On Mon, Jun 12, 2017 at 8:36 PM, Gerardo O. notifications@github.com wrote:

So far I'm not able to reproduce this on v1.2 on 3.2.0-4-amd64. Are you still able to replicate it? If you are, are you getting the same output on the terminal output? Thanks.

— You are receiving this because you were mentioned. Reply to this email directly, view it on GitHub https://github.com/allinurl/goaccess/issues/799#issuecomment-307997267, or mute the thread https://github.com/notifications/unsubscribe-auth/ASzQXpmXRdI_xxGdIlSiJMpyEDi0imgxks5sDgPNgaJpZM4NzCRn .

tsauce commented 7 years ago

so i ran this for the subsequent day and it turned out to be ok. I think perhaps my dataset has issues.
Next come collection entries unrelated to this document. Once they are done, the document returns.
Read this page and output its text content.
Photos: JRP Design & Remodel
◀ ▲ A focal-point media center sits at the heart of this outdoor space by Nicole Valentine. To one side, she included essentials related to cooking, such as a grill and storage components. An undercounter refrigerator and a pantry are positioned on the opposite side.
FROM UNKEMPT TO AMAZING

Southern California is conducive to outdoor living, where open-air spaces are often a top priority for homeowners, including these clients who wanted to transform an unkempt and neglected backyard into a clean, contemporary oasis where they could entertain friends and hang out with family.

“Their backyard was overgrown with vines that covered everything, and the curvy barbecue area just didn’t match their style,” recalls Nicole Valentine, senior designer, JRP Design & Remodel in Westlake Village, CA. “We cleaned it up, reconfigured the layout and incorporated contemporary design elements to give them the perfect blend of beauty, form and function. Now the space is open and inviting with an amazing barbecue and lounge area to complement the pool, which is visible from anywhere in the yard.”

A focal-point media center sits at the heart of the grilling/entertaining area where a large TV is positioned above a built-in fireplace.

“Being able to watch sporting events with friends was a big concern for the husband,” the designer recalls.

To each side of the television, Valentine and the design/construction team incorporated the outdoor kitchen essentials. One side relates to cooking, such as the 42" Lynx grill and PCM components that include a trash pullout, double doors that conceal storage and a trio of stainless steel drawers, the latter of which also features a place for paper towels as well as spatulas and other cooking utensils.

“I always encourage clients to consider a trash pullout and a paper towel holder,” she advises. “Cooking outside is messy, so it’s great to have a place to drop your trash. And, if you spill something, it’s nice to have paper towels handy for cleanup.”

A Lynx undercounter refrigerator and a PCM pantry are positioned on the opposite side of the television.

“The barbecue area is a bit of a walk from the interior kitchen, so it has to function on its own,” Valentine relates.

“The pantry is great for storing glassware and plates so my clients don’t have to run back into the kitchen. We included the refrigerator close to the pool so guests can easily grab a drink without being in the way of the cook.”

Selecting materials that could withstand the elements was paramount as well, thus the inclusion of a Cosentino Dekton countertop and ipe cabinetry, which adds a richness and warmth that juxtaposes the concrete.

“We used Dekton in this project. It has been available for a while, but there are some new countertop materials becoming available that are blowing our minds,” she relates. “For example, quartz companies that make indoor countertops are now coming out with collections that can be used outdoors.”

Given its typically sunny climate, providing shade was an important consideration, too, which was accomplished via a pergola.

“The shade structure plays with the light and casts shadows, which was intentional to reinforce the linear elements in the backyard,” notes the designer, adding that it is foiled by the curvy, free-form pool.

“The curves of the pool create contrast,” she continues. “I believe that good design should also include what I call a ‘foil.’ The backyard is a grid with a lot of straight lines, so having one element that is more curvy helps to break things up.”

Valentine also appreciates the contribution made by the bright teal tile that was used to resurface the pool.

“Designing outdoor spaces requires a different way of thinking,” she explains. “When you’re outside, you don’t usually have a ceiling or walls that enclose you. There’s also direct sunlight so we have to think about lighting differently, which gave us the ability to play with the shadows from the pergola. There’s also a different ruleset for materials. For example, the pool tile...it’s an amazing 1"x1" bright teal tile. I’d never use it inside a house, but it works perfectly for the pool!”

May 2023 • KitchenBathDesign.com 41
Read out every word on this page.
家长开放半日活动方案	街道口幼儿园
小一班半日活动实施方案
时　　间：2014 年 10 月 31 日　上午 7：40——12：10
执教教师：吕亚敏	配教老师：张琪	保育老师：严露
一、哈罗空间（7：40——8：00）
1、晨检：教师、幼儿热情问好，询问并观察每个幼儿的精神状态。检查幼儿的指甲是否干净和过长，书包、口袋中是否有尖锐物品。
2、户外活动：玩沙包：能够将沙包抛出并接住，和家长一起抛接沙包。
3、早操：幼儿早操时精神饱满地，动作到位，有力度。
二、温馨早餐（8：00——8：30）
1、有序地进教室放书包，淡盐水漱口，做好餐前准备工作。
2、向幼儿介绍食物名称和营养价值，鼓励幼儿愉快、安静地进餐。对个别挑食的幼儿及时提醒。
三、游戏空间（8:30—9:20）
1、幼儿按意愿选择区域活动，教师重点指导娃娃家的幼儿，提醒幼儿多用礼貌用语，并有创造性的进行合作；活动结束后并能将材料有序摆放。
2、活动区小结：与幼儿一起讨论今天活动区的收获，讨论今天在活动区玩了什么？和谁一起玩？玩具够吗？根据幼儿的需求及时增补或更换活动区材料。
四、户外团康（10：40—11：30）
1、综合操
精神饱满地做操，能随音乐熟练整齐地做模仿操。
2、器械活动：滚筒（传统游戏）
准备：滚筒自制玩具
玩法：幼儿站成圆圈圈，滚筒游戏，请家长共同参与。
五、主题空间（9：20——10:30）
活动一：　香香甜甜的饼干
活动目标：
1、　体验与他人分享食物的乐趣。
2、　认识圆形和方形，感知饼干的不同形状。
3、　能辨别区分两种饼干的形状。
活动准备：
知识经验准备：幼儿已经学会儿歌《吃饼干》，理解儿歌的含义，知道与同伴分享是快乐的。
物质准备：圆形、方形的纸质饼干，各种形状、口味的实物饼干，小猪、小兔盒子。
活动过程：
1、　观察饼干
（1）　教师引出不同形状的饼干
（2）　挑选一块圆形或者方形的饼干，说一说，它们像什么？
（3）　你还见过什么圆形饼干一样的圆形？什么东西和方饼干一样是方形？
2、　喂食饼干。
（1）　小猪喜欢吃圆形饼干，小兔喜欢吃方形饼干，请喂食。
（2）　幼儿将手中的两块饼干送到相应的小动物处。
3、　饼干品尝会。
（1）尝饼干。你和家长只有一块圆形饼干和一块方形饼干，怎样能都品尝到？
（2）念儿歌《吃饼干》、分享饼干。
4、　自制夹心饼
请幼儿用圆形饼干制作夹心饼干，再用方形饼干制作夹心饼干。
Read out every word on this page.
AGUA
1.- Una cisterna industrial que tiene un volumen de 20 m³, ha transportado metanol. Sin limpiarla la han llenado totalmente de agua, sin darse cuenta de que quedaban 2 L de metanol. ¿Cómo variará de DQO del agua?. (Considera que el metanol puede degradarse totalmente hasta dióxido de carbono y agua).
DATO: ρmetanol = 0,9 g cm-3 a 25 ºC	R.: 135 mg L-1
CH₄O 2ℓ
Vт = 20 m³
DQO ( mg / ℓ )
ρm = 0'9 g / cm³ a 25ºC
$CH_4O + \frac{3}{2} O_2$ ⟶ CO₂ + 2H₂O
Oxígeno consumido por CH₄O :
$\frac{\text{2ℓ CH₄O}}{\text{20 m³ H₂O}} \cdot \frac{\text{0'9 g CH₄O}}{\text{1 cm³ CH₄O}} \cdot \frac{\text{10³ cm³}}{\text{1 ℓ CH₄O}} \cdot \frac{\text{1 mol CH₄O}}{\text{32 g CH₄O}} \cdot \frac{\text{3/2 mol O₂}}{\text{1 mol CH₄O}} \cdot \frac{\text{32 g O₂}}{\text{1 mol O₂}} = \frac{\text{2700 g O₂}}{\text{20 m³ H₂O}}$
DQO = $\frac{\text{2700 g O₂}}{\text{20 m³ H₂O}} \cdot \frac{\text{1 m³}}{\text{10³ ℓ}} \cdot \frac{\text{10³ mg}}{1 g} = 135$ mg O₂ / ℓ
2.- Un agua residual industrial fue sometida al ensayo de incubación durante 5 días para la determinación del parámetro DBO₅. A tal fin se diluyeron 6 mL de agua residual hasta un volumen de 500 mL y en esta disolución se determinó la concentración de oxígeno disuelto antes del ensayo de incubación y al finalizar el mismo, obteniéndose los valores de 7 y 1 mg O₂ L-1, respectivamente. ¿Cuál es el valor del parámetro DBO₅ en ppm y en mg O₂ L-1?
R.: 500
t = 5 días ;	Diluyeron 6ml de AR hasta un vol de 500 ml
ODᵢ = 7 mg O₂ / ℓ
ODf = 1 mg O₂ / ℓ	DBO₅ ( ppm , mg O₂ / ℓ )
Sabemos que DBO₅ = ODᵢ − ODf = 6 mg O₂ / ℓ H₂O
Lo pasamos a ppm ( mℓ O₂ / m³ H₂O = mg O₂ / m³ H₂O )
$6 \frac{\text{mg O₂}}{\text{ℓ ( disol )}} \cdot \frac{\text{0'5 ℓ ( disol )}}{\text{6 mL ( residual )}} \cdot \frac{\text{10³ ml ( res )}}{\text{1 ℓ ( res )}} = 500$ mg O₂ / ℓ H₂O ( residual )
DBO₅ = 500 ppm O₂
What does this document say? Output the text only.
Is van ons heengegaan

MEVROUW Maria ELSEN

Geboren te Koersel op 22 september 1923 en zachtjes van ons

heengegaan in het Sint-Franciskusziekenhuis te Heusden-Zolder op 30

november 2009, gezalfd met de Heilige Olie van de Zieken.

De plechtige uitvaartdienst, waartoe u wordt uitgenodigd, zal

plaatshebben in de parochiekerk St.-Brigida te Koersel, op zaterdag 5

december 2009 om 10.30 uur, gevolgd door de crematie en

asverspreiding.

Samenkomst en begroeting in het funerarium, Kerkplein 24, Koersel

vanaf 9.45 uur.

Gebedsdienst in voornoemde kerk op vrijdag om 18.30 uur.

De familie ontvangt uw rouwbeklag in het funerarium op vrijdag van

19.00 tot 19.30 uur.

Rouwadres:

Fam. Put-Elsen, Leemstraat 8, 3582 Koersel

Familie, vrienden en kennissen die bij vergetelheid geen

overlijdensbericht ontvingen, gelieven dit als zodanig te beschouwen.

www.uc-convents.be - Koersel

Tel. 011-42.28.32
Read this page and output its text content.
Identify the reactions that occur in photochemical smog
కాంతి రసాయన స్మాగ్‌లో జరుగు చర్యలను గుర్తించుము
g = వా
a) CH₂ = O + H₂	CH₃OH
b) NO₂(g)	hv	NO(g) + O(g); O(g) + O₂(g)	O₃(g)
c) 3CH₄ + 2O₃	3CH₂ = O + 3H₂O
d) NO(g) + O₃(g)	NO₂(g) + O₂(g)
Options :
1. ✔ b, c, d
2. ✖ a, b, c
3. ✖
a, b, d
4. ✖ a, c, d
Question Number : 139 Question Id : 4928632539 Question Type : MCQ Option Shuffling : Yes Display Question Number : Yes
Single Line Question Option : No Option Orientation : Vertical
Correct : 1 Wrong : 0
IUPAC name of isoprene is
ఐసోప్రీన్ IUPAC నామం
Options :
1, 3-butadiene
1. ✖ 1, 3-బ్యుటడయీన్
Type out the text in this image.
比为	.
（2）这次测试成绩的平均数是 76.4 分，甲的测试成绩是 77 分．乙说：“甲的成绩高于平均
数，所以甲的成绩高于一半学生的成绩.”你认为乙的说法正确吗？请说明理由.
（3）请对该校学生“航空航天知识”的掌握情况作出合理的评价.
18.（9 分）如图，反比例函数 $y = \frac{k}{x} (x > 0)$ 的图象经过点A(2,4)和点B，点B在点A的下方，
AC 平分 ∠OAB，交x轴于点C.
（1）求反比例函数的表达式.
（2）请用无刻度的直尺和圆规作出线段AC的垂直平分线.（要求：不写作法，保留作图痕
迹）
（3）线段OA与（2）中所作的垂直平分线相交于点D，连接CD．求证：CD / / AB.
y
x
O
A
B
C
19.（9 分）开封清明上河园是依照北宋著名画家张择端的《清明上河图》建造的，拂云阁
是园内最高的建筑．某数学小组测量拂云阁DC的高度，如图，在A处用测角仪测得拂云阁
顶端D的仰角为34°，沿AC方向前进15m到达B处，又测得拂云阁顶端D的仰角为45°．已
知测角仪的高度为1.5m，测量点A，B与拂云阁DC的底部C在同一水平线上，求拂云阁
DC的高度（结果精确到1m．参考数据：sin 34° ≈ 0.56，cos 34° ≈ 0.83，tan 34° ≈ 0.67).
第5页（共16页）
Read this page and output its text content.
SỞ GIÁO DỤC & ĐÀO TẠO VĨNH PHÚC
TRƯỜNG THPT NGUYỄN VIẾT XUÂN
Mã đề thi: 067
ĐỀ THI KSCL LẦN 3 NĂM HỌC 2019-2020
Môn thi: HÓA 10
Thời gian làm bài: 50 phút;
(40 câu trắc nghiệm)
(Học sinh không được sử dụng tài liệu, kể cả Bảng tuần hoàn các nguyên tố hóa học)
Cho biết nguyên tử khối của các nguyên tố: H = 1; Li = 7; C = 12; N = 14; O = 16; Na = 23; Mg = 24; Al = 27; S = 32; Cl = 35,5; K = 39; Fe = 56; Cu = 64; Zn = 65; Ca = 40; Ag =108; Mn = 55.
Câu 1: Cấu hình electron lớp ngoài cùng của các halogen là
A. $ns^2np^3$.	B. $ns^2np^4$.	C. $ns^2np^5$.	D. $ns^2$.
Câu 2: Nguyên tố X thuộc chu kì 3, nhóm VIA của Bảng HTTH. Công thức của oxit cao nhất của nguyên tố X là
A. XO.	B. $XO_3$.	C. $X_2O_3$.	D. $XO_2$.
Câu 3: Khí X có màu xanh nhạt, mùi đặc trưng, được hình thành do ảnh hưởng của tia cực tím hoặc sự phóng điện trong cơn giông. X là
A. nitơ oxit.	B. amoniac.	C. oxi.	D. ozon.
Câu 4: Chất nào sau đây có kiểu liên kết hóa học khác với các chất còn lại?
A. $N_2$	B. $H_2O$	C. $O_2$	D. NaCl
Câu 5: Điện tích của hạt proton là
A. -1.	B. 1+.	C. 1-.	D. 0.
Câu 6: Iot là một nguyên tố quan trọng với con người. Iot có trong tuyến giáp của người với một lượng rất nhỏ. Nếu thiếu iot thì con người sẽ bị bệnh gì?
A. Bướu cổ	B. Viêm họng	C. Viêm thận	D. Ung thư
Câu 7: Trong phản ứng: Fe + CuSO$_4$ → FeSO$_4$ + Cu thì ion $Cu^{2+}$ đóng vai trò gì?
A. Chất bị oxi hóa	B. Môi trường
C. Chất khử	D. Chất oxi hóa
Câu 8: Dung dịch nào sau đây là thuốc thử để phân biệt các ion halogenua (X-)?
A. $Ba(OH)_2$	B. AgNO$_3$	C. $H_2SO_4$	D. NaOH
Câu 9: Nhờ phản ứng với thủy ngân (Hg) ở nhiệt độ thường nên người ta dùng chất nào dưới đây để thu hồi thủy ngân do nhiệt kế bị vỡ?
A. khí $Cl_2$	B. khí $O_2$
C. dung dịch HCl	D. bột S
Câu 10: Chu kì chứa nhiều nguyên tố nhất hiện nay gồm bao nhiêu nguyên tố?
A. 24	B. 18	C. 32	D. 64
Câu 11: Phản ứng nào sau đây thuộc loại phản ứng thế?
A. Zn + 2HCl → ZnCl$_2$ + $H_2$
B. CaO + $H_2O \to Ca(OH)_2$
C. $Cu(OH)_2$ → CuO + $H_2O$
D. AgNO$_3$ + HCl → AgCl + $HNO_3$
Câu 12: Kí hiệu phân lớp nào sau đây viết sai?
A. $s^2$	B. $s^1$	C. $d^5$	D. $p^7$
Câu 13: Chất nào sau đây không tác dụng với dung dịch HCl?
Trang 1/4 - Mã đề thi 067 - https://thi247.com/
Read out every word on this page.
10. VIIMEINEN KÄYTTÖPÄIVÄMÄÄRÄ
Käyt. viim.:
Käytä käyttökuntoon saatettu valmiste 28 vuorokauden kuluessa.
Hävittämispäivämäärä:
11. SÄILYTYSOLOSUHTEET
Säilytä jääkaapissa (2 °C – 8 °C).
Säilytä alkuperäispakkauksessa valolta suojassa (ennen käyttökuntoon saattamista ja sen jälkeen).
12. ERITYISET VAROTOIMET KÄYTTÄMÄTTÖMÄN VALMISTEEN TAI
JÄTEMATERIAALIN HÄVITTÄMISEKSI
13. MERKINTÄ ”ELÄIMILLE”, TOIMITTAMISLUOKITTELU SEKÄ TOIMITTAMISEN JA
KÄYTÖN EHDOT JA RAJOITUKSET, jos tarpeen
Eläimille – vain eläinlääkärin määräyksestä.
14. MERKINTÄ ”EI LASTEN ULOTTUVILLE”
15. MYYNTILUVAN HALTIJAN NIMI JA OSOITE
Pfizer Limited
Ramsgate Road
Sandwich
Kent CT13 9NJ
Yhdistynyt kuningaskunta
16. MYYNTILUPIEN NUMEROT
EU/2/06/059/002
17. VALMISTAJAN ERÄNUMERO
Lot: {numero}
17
On Tue, Jun 13, 2017 at 3:09 PM, harry tsauce@gmail.com wrote:

Gerardo, i'll try it out but thanks for trying

On Mon, Jun 12, 2017 at 8:36 PM, Gerardo O. notifications@github.com wrote:

So far I'm not able to reproduce this on v1.2 on 3.2.0-4-amd64. Are you still able to replicate it? If you are, are you getting the same output on the terminal output? Thanks.

— You are receiving this because you were mentioned. Reply to this email directly, view it on GitHub https://github.com/allinurl/goaccess/issues/799#issuecomment-307997267, or mute the thread https://github.com/notifications/unsubscribe-auth/ASzQXpmXRdI_xxGdIlSiJMpyEDi0imgxks5sDgPNgaJpZM4NzCRn .

allinurl commented 7 years ago

@tsauce Thanks for the update; If it happens again, feel free to open or reopen this issue and I can look further.